Troubleshoot pod startup failures and runtime errors - Container Compute Service

When a pod fails to start, crashes repeatedly, or behaves unexpectedly, use this guide to identify the root cause and resolve the issue.

Diagnostic workflow

Check the pod status. If the status is anything other than Running, see Pod status reference for targeted solutions.
If the pod is Running but not behaving as expected, see Running but not working as expected.
If the pod was terminated due to an out-of-memory (OOM) error, see Troubleshoot OOM errors.
If the issue persists after troubleshooting, submit a ticket.

Pod status reference

Status	Meaning	Solution
Pending	Not scheduled to a node	Pods stuck in Pending
Init:N/M	N of M init containers started	Pods stuck in init container states
Init:Error	Init container failed	Pods stuck in init container states
Init:CrashLoopBackOff	Init container in a crash loop	Pods stuck in init container states
ImagePullBackOff	Failed to pull a container image	Pods stuck in ImagePullBackOff
CrashLoopBackOff	Application crashing repeatedly	Pods stuck in CrashLoopBackOff
Completed	All containers exited after finishing the startup command	Pods stuck in Completed
Running	The pod works as expected, or is running but not working as expected	Running but not working as expected
Terminating	Being deleted	Pods stuck in Terminating

Diagnostic tools

All diagnostic tools are available in the ACS console. Start by navigating to the pod:

Log on to the ACS console. In the left navigation pane, click Clusters.
On the Clusters page, click the name of the target cluster. In the left navigation pane, choose Workloads > Pods.
In the upper-left corner of the Pods page, select the namespace to which the pod belongs. Find the pod in the list.

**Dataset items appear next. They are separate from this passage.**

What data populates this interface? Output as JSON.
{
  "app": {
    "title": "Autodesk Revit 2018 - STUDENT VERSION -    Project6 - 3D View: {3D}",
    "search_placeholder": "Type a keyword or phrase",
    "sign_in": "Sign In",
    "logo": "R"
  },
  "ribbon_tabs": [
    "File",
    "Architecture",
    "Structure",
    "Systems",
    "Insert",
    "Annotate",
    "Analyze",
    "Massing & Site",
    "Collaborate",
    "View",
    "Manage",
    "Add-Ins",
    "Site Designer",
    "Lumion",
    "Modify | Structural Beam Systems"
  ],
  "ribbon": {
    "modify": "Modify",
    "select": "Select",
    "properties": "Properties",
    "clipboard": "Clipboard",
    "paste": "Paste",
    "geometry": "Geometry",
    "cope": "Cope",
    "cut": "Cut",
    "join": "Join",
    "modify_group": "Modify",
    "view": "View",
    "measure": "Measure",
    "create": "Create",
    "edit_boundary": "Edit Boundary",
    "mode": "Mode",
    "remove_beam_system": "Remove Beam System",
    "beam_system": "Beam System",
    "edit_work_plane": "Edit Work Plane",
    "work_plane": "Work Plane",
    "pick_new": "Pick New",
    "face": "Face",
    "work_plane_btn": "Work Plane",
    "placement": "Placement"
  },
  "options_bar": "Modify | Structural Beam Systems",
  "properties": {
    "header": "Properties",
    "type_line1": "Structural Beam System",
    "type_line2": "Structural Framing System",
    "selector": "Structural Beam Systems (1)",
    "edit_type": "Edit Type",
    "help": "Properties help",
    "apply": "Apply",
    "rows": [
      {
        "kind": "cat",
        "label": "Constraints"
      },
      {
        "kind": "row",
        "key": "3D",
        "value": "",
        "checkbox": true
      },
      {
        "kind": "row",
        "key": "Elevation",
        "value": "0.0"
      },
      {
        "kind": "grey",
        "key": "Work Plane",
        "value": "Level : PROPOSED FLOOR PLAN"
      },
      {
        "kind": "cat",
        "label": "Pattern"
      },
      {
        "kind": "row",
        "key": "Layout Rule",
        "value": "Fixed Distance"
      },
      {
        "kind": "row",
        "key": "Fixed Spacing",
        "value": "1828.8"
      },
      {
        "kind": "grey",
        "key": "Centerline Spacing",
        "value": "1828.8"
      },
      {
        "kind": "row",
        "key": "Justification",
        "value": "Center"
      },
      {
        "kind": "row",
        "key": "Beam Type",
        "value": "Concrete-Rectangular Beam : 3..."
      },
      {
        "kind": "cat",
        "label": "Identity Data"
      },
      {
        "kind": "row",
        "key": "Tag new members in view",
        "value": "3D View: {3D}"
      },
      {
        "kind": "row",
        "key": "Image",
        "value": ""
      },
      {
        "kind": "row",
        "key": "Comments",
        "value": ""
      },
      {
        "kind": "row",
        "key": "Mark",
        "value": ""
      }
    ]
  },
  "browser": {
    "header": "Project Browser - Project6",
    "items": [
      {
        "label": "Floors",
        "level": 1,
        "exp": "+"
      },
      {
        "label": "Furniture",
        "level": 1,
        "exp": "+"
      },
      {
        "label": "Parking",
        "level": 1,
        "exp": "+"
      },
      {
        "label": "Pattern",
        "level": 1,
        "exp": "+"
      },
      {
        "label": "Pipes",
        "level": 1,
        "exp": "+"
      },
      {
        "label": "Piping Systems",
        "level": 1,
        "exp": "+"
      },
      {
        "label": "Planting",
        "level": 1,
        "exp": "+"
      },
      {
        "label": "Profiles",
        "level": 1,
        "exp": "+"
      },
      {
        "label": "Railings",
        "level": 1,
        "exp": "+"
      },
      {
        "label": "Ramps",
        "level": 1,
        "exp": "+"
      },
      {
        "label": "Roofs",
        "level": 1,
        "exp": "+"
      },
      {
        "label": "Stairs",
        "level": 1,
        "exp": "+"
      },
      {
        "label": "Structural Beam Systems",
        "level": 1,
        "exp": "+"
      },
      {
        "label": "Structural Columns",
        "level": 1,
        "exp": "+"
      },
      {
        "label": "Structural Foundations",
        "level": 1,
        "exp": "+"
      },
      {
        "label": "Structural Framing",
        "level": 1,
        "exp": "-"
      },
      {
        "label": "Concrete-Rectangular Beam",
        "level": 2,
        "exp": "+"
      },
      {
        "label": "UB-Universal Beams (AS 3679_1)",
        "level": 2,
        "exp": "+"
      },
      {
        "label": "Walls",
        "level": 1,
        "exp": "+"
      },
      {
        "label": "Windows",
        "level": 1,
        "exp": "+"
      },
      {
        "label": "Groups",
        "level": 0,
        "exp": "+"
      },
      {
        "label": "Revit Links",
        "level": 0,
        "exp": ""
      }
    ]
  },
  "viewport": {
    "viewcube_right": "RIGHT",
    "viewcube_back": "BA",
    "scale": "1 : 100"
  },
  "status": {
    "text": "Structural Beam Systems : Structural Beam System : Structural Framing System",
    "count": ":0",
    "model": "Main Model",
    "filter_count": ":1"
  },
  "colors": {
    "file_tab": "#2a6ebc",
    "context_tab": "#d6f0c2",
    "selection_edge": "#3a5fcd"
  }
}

Then use any of the following tools:

View pod details

Click the pod name or click View Details in the Actions column to view information such as the pod name, image, and IP address.

View pod configuration (YAML)

Open the pod details page and click Edit in the upper-right corner to view the YAML file and configuration of the pod.

View pod events

Open the pod details page and click the Events tab in the lower section.

Note

Kubernetes retains events from the previous hour by default. To retain events for a longer period, create and use an Event Center.

View pod logs

Open the pod details page and click the Logs tab in the lower section.

Note

Alibaba Cloud Container Compute Service (ACS) integrates with Simple Log Service. Enable Simple Log Service when creating a cluster to collect log data from standard output and text files. For more information, see Collect application logs by using the environment variables of pods.

View pod monitoring

Log on to the ACS console. In the left navigation pane, click Clusters.
On the Prometheus Monitoring page, click the Cluster Overview tab to view CPU usage, memory usage, and network I/O for pods.

Connect to a container terminal

Log on to the ACS console. In the left navigation pane, click Clusters.

Run pod diagnostics

On the Pods page, find the pod and click Diagnose in the Actions column. Review the diagnostic result after it completes. For more information, see Work with cluster diagnostics.

Pods stuck in Pending

A Pending pod has not been scheduled to any node. This typically happens when required resources are missing or quota configurations are invalid.

Diagnose the issue:

Check the pod events to identify the scheduling failure reason. Common causes include:

Missing resource dependencies: Some pods depend on specific cluster resources such as ConfigMaps or persistent volume claims (PVCs). For example, a PVC must be bound to a persistent volume (PV) before it can be used in a pod spec.
Invalid quota configurations: The pod's resource requests may exceed the available quota. Check the pod events and audit logs for details.

Pods stuck in init container states

These states indicate that one or more init containers failed to complete:

Init:N/M -- The pod has M init containers, N have started, and M-N have failed.
Init:Error -- An init container exited with an error.
Init:CrashLoopBackOff -- An init container keeps crashing and restarting.

Diagnose the issue:

Check the pod events for errors in the failing init container. See View pod events.
Check the logs of the failing init container for error details. See View pod logs.
Verify that the init container configuration is correct in the pod YAML. See View pod configuration (YAML). For more information about debugging init containers, see Debug init containers.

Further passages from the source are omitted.